I'm Not Speaking Love Languages

I do a lot of marriage counseling. Hardly a week goes by that I am not confronted with a couple in marital crises where one of them tells me about what love language their spouse is missing, or how their love cup/tank runneth dry. This teaching is found in popular self-help marriage books like Gary Chapman’s The 5 Love Languages (hereafter 5LL).  These concepts have so infiltrated the church that virtually every couple in trouble is aware of some aspect of them. Some even come with lists of ways their spouse does not meet their emotional needs.
In his book, Seeing with New Eyes, David Powlison states, “The core premises of 5LL are simply false” and I agree with him. This methodology sets up a “give to get” mentality within marriage, and places enlightened self-interest at the forefront of marital interaction. It removes the obligation to love one another selflessly as a response to receiving Christ-like love.
Like other books that integrate psychological thought with Christianity, 5LL places emotional needs before spiritual ones and elevates the desires of the heart to places of prominence.  In this paradigm, everything is focused on how my spouse can and should meet “my needs.”  

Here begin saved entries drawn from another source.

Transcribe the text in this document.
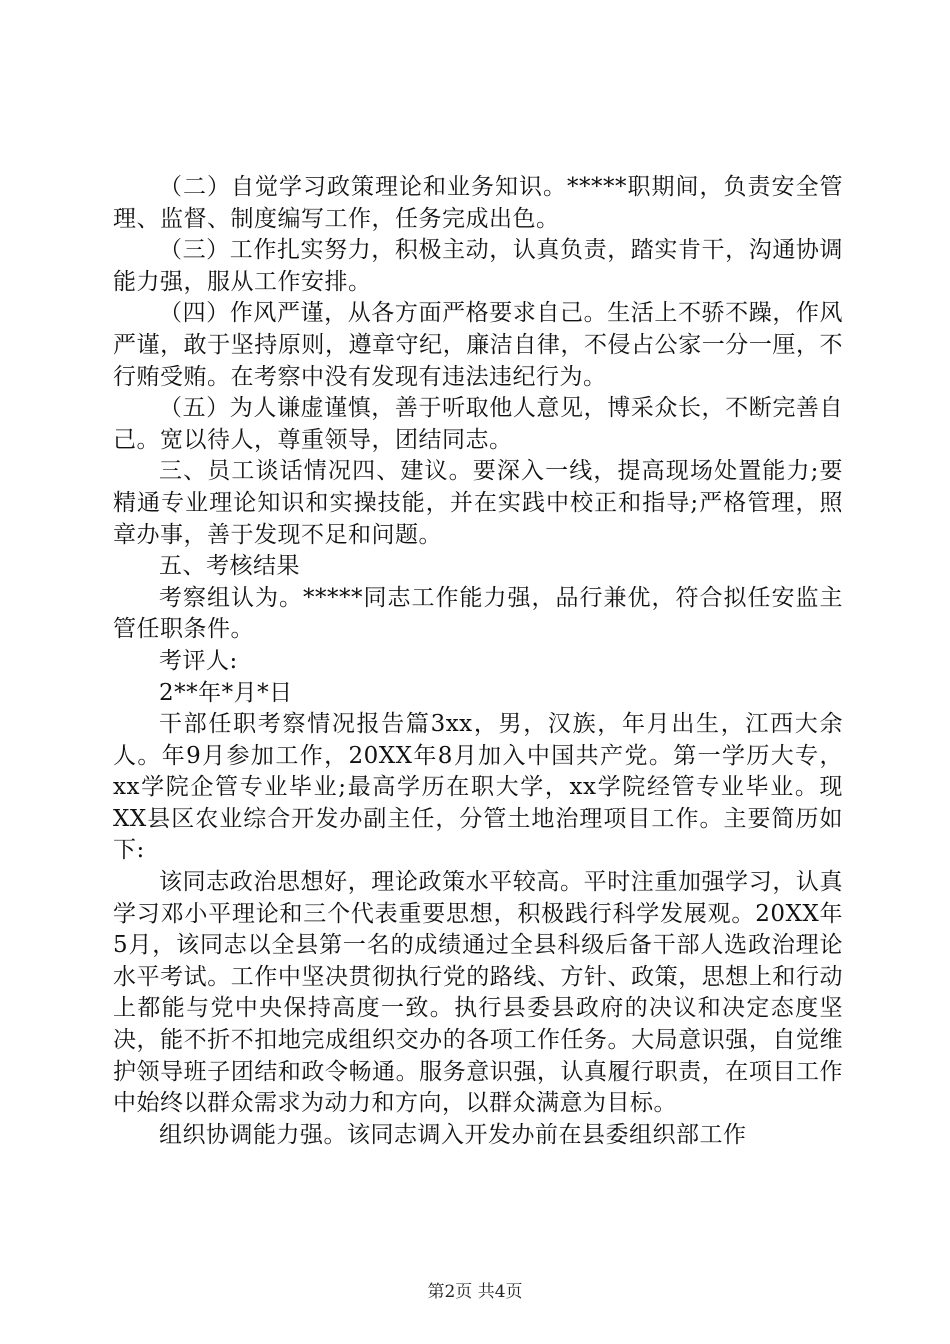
（二）自觉学习政策理论和业务知识。*****职期间，负责安全管理、监督、制度编写工作，任务完成出色。

（三）工作扎实努力，积极主动，认真负责，踏实肯干，沟通协调能力强，服从工作安排。

（四）作风严谨，从各方面严格要求自己。生活上不骄不躁，作风严谨，敢于坚持原则，遵章守纪，廉洁自律，不侵占公家一分一厘，不行贿受贿。在考察中没有发现有违法违纪行为。

（五）为人谦虚谨慎，善于听取他人意见，博采众长，不断完善自己。宽以待人，尊重领导，团结同志。

三、员工谈话情况四、建议。要深入一线，提高现场处置能力;要精通专业理论知识和实操技能，并在实践中校正和指导;严格管理，照章办事，善于发现不足和问题。

五、考核结果

考察组认为。*****同志工作能力强，品行兼优，符合拟任安监主管任职条件。

考评人:

2**年*月*日

干部任职考察情况报告篇3xx，男，汉族，年月出生，江西大余人。年9月参加工作，20XX年8月加入中国共产党。第一学历大专，xx学院企管专业毕业;最高学历在职大学，xx学院经管专业毕业。现XX县区农业综合开发办副主任，分管土地治理项目工作。主要简历如下:

该同志政治思想好，理论政策水平较高。平时注重加强学习，认真学习邓小平理论和三个代表重要思想，积极践行科学发展观。20XX年5月，该同志以全县第一名的成绩通过全县科级后备干部人选政治理论水平考试。工作中坚决贯彻执行党的路线、方针、政策，思想上和行动上都能与党中央保持高度一致。执行县委县政府的决议和决定态度坚决，能不折不扣地完成组织交办的各项工作任务。大局意识强，自觉维护领导班子团结和政令畅通。服务意识强，认真履行职责，在项目工作中始终以群众需求为动力和方向，以群众满意为目标。

组织协调能力强。该同志调入开发办前在县委组织部工作

第2页 共4页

The love-language paradigm ignores the fact that our hearts are idol factories and human beings will always choose self-worship and demand others worship them before selfless worship of God. The truth is, our “needs” are a never-ending stream of selfishness, self-focus, self-worship, and self-satisfaction that no human being can ever satisfy. 
As a Biblical Counselor, I must be able to clearly (and biblically) articulate the problems found in troubled marriages, and then be able to correct wrong and sinful beliefs as I train my counselee’s in righteousness.
I do this by focusing on Christ’s love languages of grace, mercy, unconditional love, forgiveness, selflessness, sacrifice, repentance, and faith.  This list is clearly incomplete but the rest are easily found within the chapters and books of the greatest love letter ever written, The Bible.  I point my counselees who are in the middle of marital messiness to the Word of God for answers and direction, and not a self-help book.
If you are presently looking for help with a marriage problem, I urge you to find a biblical counselor who will rely on Gods sufficient Word to help you with your problems.